Marijuana researchers objected strenuously to the link of marijuana to crime and I tend to agree. But Gladwell also linked pot use to schizophrenia and that too set off the marijuana researchers. Ziva Cooper, one of the authors of the National Academy of Medicine report, objected to the association of marijuana with schizophrenia. She said that the National Academy did find a link between marijuana and schizophrenia but that they also found a link between using cannabis and improved cognitive outcomes for people with psychotic disorders.

Now that I can also believe but the researcher is mixing apples with oranges. Marijuana is comprised of THC which is the hallucinogenic and CBD which is not. It is the THC that can push people to psychosis and when smoking pot, you do not know how much of each is in the joint. And, of course, the potency of pot today is much greater than it was in my day.

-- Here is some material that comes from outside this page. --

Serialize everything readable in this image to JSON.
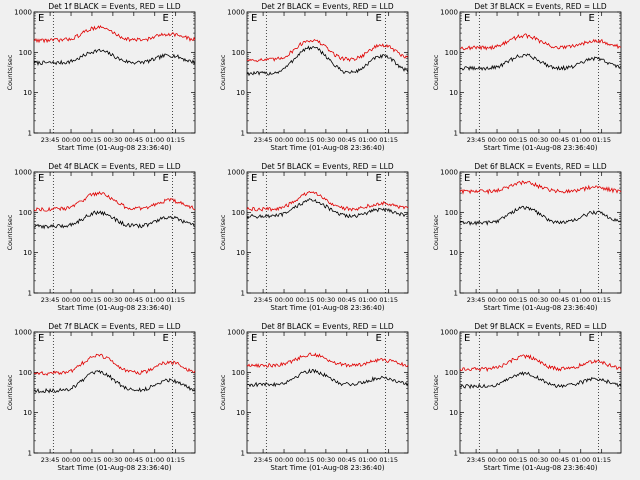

According to a research update in Psychiatric Times “Cannabidiol (CBD), the second most active ingredient in marijuana, has been hypothesized to have antipsychotic effects—in contrast to tetrahydrocannabinol (THC), which may promote or worsen psychosis”. Recent research in the American Journal of Psychiatry found that “CBD has beneficial effects in patients with schizophrenia. As CBD’s effects do not appear to depend on dopamine receptor antagonism, this agent may represent a new class of treatment for the disorder”.

However, people should be aware that when you smoke a joint or nibble an edible, you have no idea how much THC or CBD is in the product.

And, as the brain continues to develop till about the age of 25, those under that age should be cautious particularly if they have a family history.